Ricki and the Flash is the first time she’s acted with her mom (being carried on Streep’s hip as a two year old in the 1986 movie Heartburn doesn’t count). “It was a little nerve-racking and strange at first,” Gummer says. “I think neither of us knew how it would go, especially because she’s always endeavored to keep work and family separate and sacred in their own rights. So to make those two worlds meet was a little bit scary. We were being introduced to each other in this new way.”

When Gummer first appears in Ricki, her hair has been teased out to comical heights—it’s cartoon-worthy bedhead—to show that she’s been too distraught to shampoo. “It’s insane,” Gummer says. “They styled it that way. It was kind of actually a back and forth between the stylist and me. I worried that it was not entirely believable.”

Streep’s hair is also showy; she wears a few tiny side braids that were the 80s hallmark of young women who also thought plastic charm necklaces were totally stylish. The movie is a mix of ridiculous, unrealistic moments and ordinary familial ones, but it shines most during the live performances of songs like Tom Petty and the Heartbreakers’ “American Girl” and Bruce Springsteen’s “My Love Will Not Let You Down.” Streep learned to play guitar for the film, and the Flash’s members are all real-life musicians, including a charming Rick Springfield as Streep’s lover and lead guitarist. “It was a fucking riot,” Gummer says of watching her mom rock out. “It was a joy.”

Despite any initial apprehension, working with and playing off her mom was affirming and confidence boosting. “I don’t think either of us would have been like, 'You know what you did in that scene, it really wasn’t very good.’ There’s no point,” she says. “At the end of the day, I think that she would encourage certain choices or things that I’d done. She’d reassure me, 'Everything’s okay.’”

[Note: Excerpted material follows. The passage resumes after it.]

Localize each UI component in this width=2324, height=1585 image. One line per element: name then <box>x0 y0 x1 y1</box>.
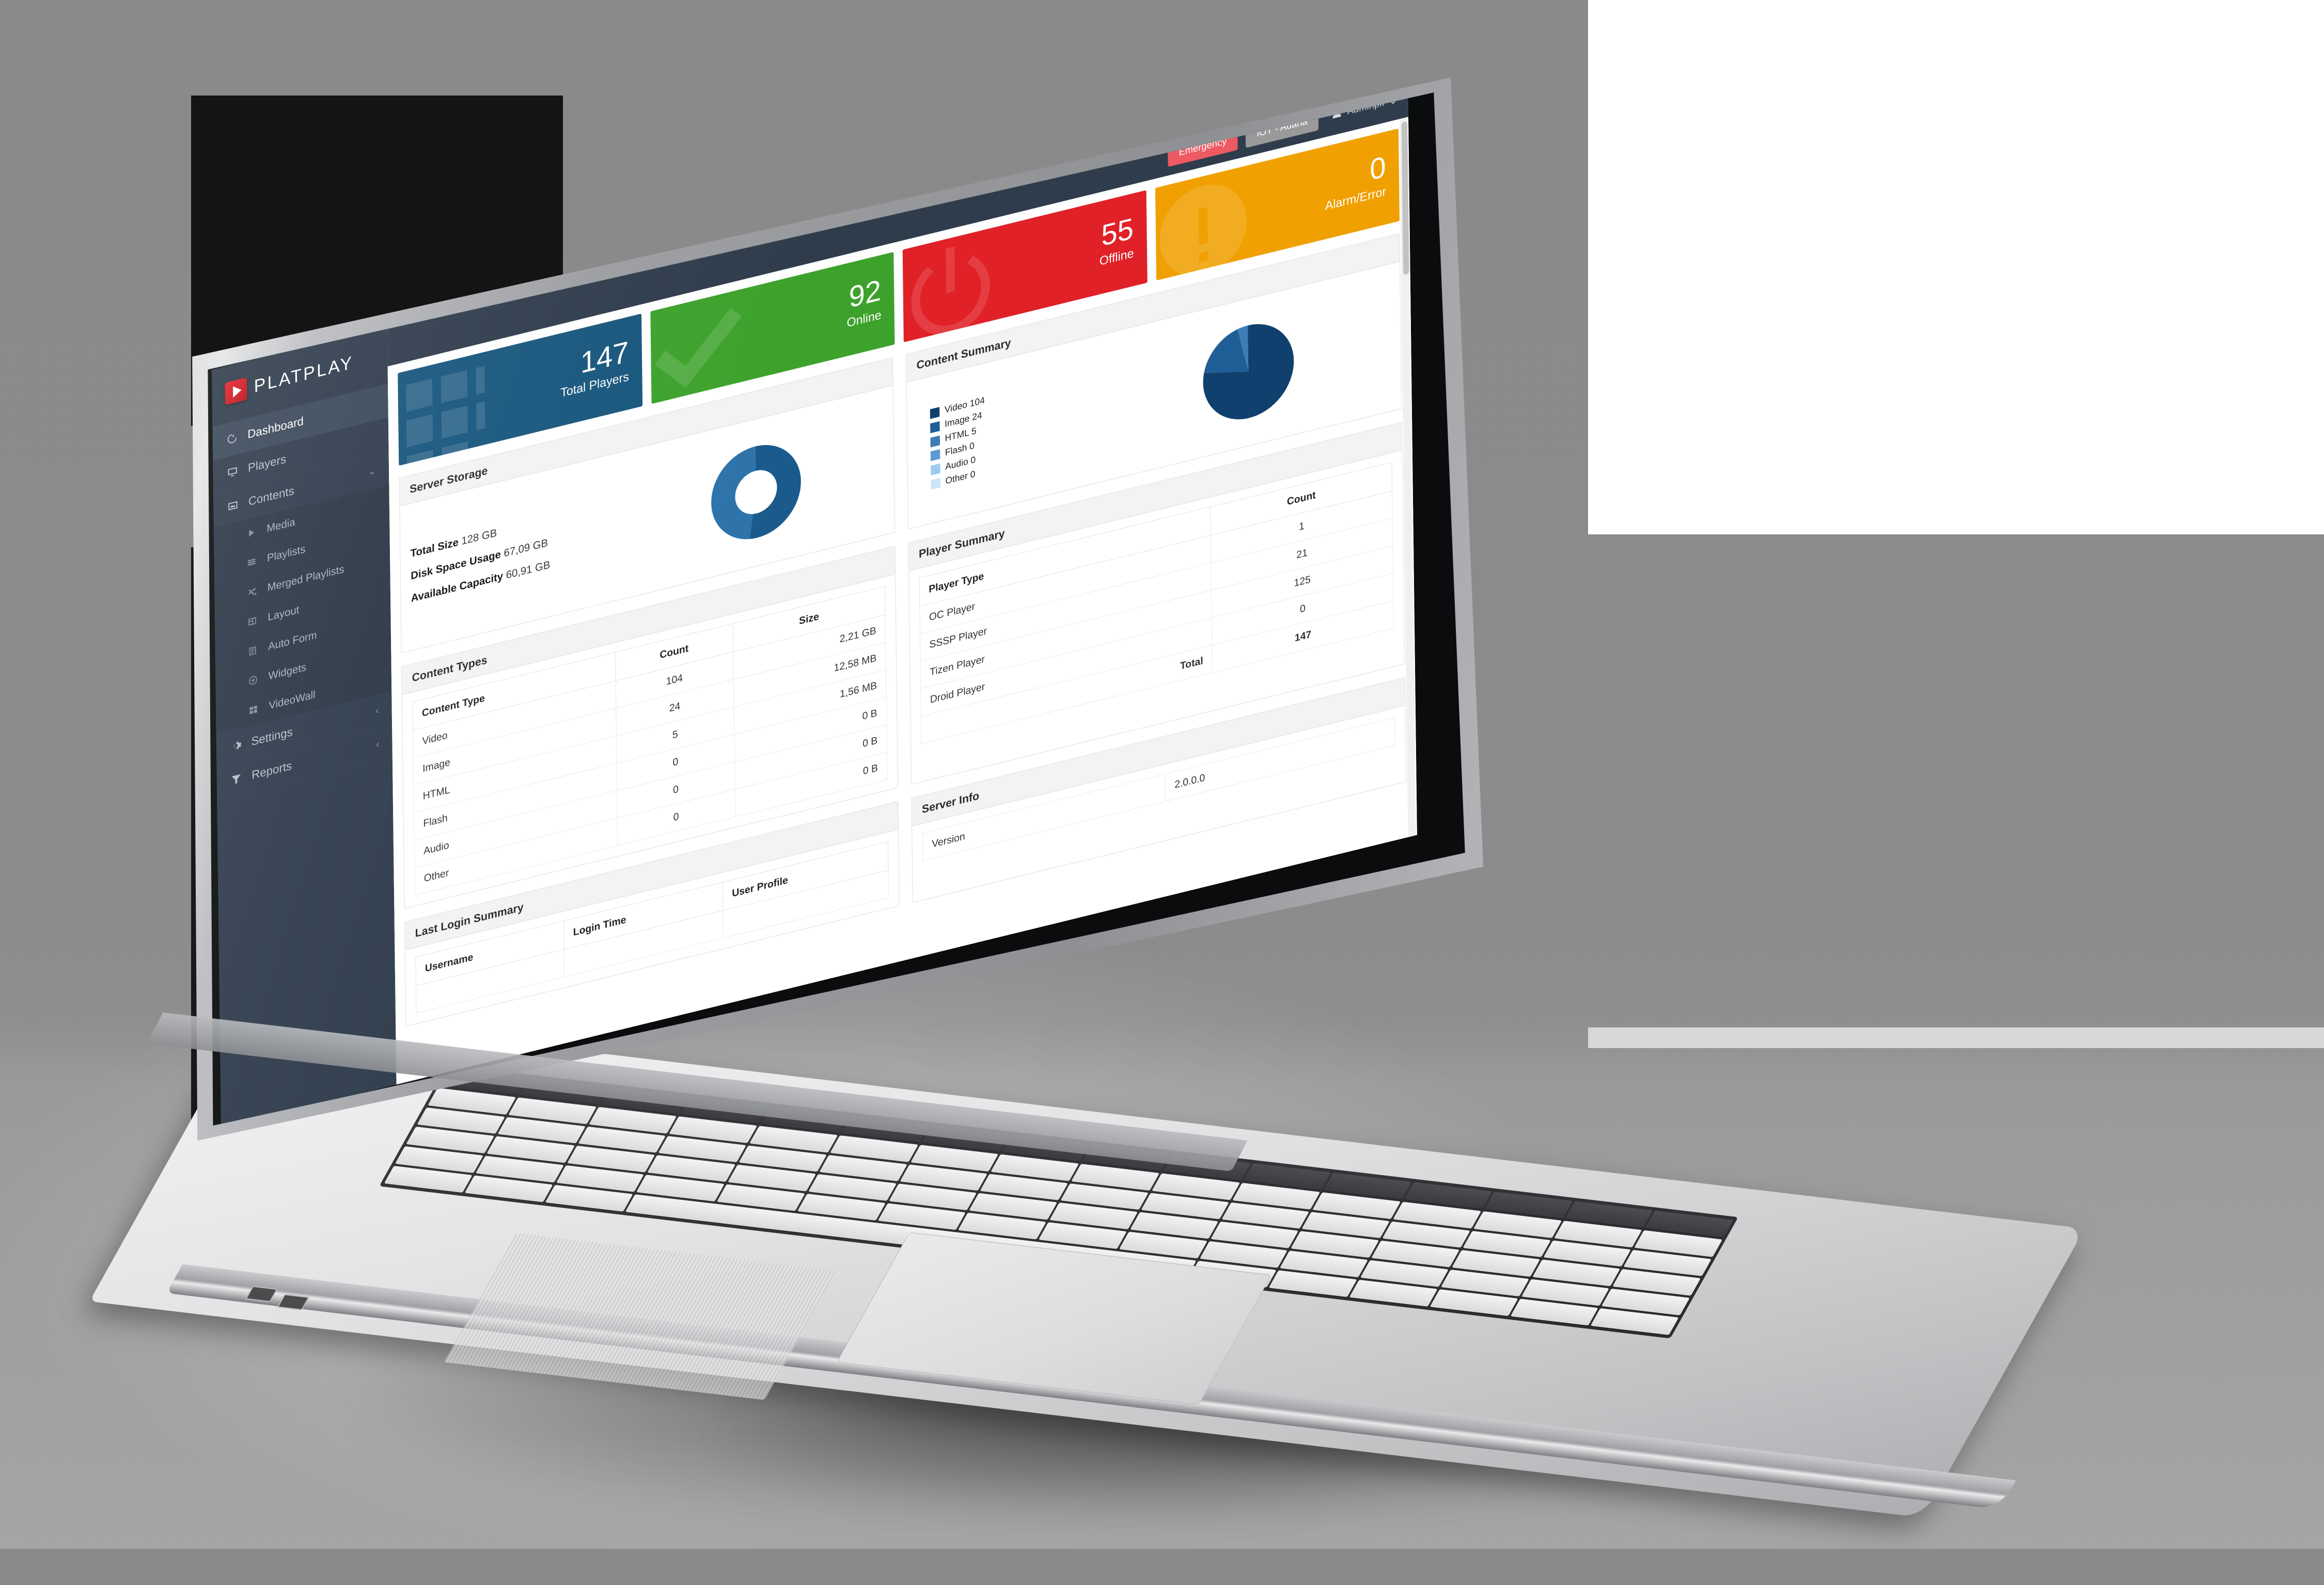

Like her character, Gummer had a short marriage that ended in divorce. In 2011, she wed theater actor Benjamin Walker, whom she met when they were in Les Liaisons Dangereuses together, and they split up two years later—an experience she pulled from in in her performance. “How could one not really?” she says. “But I think the beautiful thing about what we do and any artistic endeavor is really to take the bad stuff and make something good. It can be a very, very cathartic thing.” She went into the marriage thinking it would give her some kind of security. He was trying to make it in the same business as she was, but without any misgivings about why he was successful — in theory, he’d be someone who could guide her through the Pac-Man maze. “Because of how complicated this choice has been, for me to pursue this line of work, I’ve never totally accepted or felt safe professionally,” she says. “I was all too ready to hitch my wagon up to someone who did know what they were doing.”

After the divorce, Gummer moved to Los Angeles, but didn’t find any sort of Eden out West. “I lived between the blow dry bar and the SoulCycle, just next to the juice place,” she says drily. “I was like, hat in the air, like Mary Tyler Moore, 'It’s going to be a fresh start.’ It was not all that. This whole notion that I had that that was going to be the thing that was going to turn it around was wrong. What I really needed to do was come home.”

Now, in Chelsea, she spends her time trying out new restaurants, seeing as much theater as she can, and happily going wherever an adventure might be. “What I just love about New York is all you have to do is keep your eyes and ears open and your feet can be directed anywhere,” she says. “It’s that element of surprise and discovery that I felt was lacking in Los Angeles.”

As for the future, it’s mostly unknown, and she’s fine with that. “The wonderful thing about getting just a little bit older is admitting that you don’t actually fucking know anything,” she says. Her next role has her returning to the Roundabout theater company as a recently discharged soldier in Ugly Lies the Bone. “I didn’t think I’d get the job,” she says. “I went in and auditioned for it with complete abandon, which is really the best way to do most things in life, it turns out.”